I got a list of lists in racket and have to transpose them.

(: transpose ((list-of(list-of %a)) -> (list-of (list-of %a))))

(check-expect (transpose (list (list 1 2 3)
                               (list 4 5 6)))
              (list (list 1 4)
                    (list 2 5)
                    (list 3 6)))

(define transpose
  (lambda (xs)
    (cond
      ((empty? xs)empty)
      ((pair? xs)(make-pair  (make-pair (first(first xs))  (make-pair (first(first(rest xs)))empty)) (transpose (rest(rest xs))))))))

That's my code at the moment. I think the problem is in the recursive call (correct me if I'm wrong please).

The actual outcome is (list (list 1 4)). The rest seems kinda ignored.

It would really help me, if somebody knows the problem, or has a tip.

Answer 1

The simplest definition of transpose is:

(define (transpose xss)
  (apply map list xss))

Why does it work?

  (apply map list '((a b) (d e))
= (apply map List '((a b) (d e))    ; use List rather than list
= (map List '(a b) '(d e))
= (list (List 'a 'd) (List 'b e))
= '((a d) (b e))

Here List is spelled with capital letters only to show which list was given by the user and which was produced by map.

Here is a less "clever" solution. It uses that the first column of a matrix becomes the first row in the transposed matrix.

(define transpose
  (lambda (xss)
    (cond
      [(empty? xss)         empty]
      [(empty? (first xss)) empty]
      [else                 (define first-column   (map first xss))
                            (define other-columns  (map rest  xss))
                            (cons first-column
                                  (transpose other-columns))])))

Answer 2

(define (transpose xss)
  (apply map list xss))

If you are, like me, new to Scheme, you'll wonder how the apply map list trick works. It all boils down to understanding apply and map.

First, apply does its job. It takes a function, some fixed arguments and a list of arguments. It calls the function with the fixed arguments followed by the flattenned list arguments. So:

(apply map list '((1 2) (3 4)))
                ^^^^^^^^^^^^^^-- list of arguments
           ^^^^ ---------------- a fixed argument
       ^^^ --------------------- function

evaluates to:

(map list '(1 2) '(3 4))

Note how the list of lists is turned into two lists.

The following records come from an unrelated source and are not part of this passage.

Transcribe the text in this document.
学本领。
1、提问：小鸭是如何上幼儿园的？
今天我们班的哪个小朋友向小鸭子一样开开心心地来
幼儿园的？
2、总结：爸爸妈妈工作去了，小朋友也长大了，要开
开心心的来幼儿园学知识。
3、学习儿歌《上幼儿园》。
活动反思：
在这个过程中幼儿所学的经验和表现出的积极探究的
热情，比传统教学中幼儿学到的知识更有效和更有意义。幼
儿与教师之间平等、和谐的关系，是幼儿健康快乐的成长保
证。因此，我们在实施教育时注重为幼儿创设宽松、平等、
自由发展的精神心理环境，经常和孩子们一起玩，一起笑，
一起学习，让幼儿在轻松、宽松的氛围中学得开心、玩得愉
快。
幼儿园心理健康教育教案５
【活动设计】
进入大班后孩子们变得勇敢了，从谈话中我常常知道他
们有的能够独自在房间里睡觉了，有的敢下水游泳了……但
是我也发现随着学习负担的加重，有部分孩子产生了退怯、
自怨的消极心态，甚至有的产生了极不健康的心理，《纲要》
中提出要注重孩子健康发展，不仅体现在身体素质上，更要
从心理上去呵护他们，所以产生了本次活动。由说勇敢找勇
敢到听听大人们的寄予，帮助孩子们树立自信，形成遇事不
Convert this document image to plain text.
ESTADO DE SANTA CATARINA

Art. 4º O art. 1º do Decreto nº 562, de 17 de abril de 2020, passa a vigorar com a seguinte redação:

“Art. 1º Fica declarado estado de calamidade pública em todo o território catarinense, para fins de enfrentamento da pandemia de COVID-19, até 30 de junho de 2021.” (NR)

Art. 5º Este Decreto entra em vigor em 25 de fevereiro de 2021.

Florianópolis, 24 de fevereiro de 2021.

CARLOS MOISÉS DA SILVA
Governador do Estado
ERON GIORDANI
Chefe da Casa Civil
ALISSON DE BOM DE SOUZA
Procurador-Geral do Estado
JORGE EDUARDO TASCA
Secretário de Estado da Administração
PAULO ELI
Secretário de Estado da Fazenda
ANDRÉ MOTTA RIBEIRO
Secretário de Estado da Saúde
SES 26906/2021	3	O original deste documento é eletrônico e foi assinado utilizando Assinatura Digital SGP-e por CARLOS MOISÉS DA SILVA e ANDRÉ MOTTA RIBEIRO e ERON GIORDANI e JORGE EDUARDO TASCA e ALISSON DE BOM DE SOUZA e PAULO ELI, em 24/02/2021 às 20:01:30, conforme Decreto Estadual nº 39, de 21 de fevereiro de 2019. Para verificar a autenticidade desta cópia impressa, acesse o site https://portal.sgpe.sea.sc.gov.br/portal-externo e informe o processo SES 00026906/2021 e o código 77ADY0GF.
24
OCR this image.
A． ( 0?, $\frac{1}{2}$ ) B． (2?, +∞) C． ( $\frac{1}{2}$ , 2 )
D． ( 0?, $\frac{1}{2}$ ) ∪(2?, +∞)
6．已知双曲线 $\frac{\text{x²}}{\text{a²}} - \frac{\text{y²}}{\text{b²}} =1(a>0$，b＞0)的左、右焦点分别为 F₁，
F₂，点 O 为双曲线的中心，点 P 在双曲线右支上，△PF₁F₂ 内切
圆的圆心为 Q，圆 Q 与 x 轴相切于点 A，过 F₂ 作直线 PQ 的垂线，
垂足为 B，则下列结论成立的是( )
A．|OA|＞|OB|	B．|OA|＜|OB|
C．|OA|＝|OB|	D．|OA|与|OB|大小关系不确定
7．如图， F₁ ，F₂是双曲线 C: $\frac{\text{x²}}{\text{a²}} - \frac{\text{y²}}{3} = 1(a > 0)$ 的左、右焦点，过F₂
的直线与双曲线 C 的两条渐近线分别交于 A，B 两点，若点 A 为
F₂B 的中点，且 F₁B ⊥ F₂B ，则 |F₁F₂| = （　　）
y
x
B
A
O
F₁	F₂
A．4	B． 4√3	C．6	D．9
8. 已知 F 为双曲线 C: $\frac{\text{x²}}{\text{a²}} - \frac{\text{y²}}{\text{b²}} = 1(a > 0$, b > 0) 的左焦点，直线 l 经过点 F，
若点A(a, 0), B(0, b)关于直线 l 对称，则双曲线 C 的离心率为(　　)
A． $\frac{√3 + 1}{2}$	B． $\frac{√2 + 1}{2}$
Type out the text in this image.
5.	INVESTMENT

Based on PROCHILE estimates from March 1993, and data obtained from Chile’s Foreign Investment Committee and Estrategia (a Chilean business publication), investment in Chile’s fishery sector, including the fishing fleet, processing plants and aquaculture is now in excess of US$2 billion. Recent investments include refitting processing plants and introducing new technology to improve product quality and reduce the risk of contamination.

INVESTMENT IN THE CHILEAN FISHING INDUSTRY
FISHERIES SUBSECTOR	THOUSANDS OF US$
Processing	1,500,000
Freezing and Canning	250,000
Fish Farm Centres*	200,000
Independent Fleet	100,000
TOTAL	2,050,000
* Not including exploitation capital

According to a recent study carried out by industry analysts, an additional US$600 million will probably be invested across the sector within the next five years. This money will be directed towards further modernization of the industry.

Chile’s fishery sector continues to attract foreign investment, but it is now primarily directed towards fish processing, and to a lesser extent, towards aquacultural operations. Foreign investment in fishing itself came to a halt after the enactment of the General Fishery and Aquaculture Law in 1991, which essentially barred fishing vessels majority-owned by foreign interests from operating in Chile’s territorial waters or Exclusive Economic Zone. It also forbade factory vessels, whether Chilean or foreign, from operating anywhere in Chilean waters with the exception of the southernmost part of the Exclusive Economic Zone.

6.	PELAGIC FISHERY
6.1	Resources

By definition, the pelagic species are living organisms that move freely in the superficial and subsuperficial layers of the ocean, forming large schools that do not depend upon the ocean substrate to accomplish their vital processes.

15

Now map accepts an N-argument function and N lists of equal length. Then it returns a list, where each element is an application of the function. For example

(map + '(1 2) '(3 4))

evaluates to:

(list (+ 1 3) (+ 2 4))

In the transpose trick the function is simply list, so:

(map list '(1 2) '(3 4))

evaluates to:

(list (list 1 3) (list 2 4))

where the first list constructs a list because map always returns a list and the other two are invocations of the passed list function.

Answer 3

(define (tr ls)
  (if (empty? (car ls)) empty
 (if (null? ls) empty
     (cons (map car ls) (tr (map cdr ls))))))

Answer 4

for/list can be used sequentially to create a list of lists with transposed items:

(define (transpose_ lol)                    ; lol is list of lists
  (for/list ((i (length (list-ref lol 0)))) ; loop for length of first inner list
    (for/list ((il lol))                    ; for each inner list (il)
      (list-ref il i))))                    ; get its item

Testing:

(transpose_ (list (list 1 2 3)
                  (list 4 5 6)))

Output:

'((1 4) (2 5) (3 6))